Die Bibel enthält viele Stellen, wo die Hand bildlich angewendet wird, um die Macht und das Walten Gottes auszudrücken. Gottes Hand ist eine stets hilfsbereite Hand; sie hat unendlichen Segen zu verleihen. Welch ein Gefühl der Ruhe und des Friedens bringt doch die Verheißung, welcher Jesaja Ausdruck gibt, den Kindern Gottes: „Fürchte dich nicht, Ich bin mit dir; weiche nicht, denn Ich bin dein Gott; ... ich erhalte dich durch die rechte Hand meiner Gerechtigkeit.” Können wir mehr wünschen? Diese Verheißung hat Bezug auf alle Übel und Mißstände, welche die Menschheit plagen: Furcht, Zweifel und Sorge, Mangel an Vertrauen auf den einen, allmächtigen Gott. Sie hilft die unharmonischen und schädlichen Elemente aus dem Bewußtsein entfernen, und zwar dadurch, daß sie uns die beständige Nähe Gottes vor Augen hält, dessen Hand stets imstande und stets bereit ist zu helfen. Die Heilige Schrift bildet ein erhabenes Te Deum, indem sie die den Kindern Gottes gewordenen herrlichen Beweise der göttlichen Liebe und Fürsorge zusammenfaßt. In unsrer Zeit nun, wo durch die Christliche Wissenschaft die Erkenntnis wieder zur Geltung gekommen ist, daß Gott unendliches, göttliches Gemüt und der Mensch Gottes Idee ist, und wo dank dieser Erkenntnis allerlei Krankheiten geheilt werden, lassen Tausende von glücklichen Seelen in allen Ländern wiederum ihr Lob- und Danklied erschallen.
Der alte theologische Begriff von Gott, nach welchem Er in einem fernen Himmel auf einem Throne sitzt, wo man Ihn anflehen muß, um Sein Ohr und Seine Gunst zu gewinnen, brachte natürlicherweise ein Gefühl der Entfremdung mit sich. Durch ihre geistige Auslegung der Schrift und durch ihre Offenbarung der Wahrheit in bezug auf das Wesen Gottes und des Menschen Beziehung zu Ihm beseitigt die Christliche Wissenschaft ein solches Gefühl.

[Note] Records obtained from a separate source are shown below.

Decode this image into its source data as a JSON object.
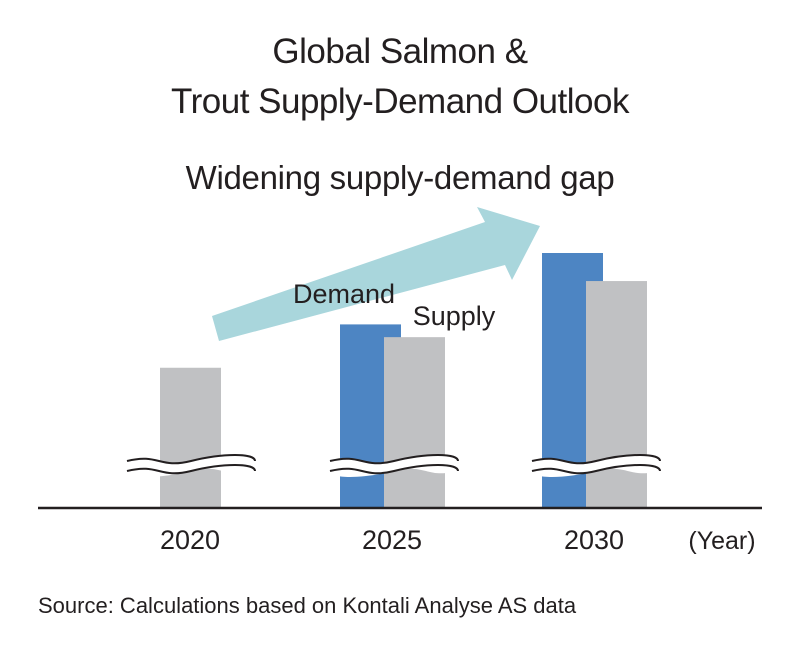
{
  "title_lines": [
    "Global Salmon &",
    "Trout Supply-Demand Outlook"
  ],
  "annotation": "Widening supply-demand gap",
  "source": "Source: Calculations based on Kontali Analyse AS data",
  "colors": {
    "demand": "#4d85c3",
    "supply": "#c0c1c3",
    "arrow": "#a9d6dc",
    "axis": "#231f20"
  },
  "chart_data": {
    "type": "bar",
    "title": "Global Salmon & Trout Supply-Demand Outlook",
    "categories": [
      "2020",
      "2025",
      "2030"
    ],
    "x_unit_label": "(Year)",
    "series": [
      {
        "name": "Demand",
        "values": [
          null,
          72,
          100
        ]
      },
      {
        "name": "Supply",
        "values": [
          55,
          67,
          89
        ]
      }
    ],
    "y_axis_broken": true,
    "y_scale": "relative",
    "ylim": [
      0,
      100
    ],
    "legend_placement": "inline labels above 2025 bars",
    "grid": false
  }
}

Es gibt viele Erfahrungen, die dem Erlebnis der Bergsteiger, als sie sich plötzlich vor einem fast unüberwindlichen Hindernis befanden, sehr ähnlich sind — Erfahrungen, die den Menschen leicht einschüchtern und entmutigen. Aber auch da, gerade wie in obigem Vorfall, lautet die Ermahnung: „Fürchte dich nicht!” denn die beschützende Hand der Liebe hat noch nie einen Menschen verloren. Nach der früheren Anschauungsweise betrachteten wir Disharmonie, schwere Prüfungen, Mißgeschick oder Unglück gewöhnlich als die unergründlichen Fügungen der Vorsehung oder als geheimnisvolle Kundwerdungen des göttlichen Willens, die wir, ohne eine Erklärung erwarten zu dürfen, stillschweigend hinnehmen müßten. In der Christlichen Wissenschaft lernen wir jedoch, daß solche Zustände, anstatt von Gott verordnet zu sein, der Beweis davon sind, daß des Menschen wahre Beziehung zu Gott, d.h. die Wahrheit, die die Menschen von aller Sünde und allem Unglück freimacht, noch nicht erkannt worden ist. Wenn die sterbliche Vorstellung dem geistigen Verständnis Platz gemacht hat und der menschliche Wille dem göttlichen untergeordnet ist, besteht ein bewußtes Sichverlassen auf Gott, ein vertrauensvolles Sichstützen auf Seine Hand. Dann wird alles scheinbare Böse als nichtbestehend erkannt, und das göttliche Gute wird zur stetsgegenwärtigen Wirklichkeit.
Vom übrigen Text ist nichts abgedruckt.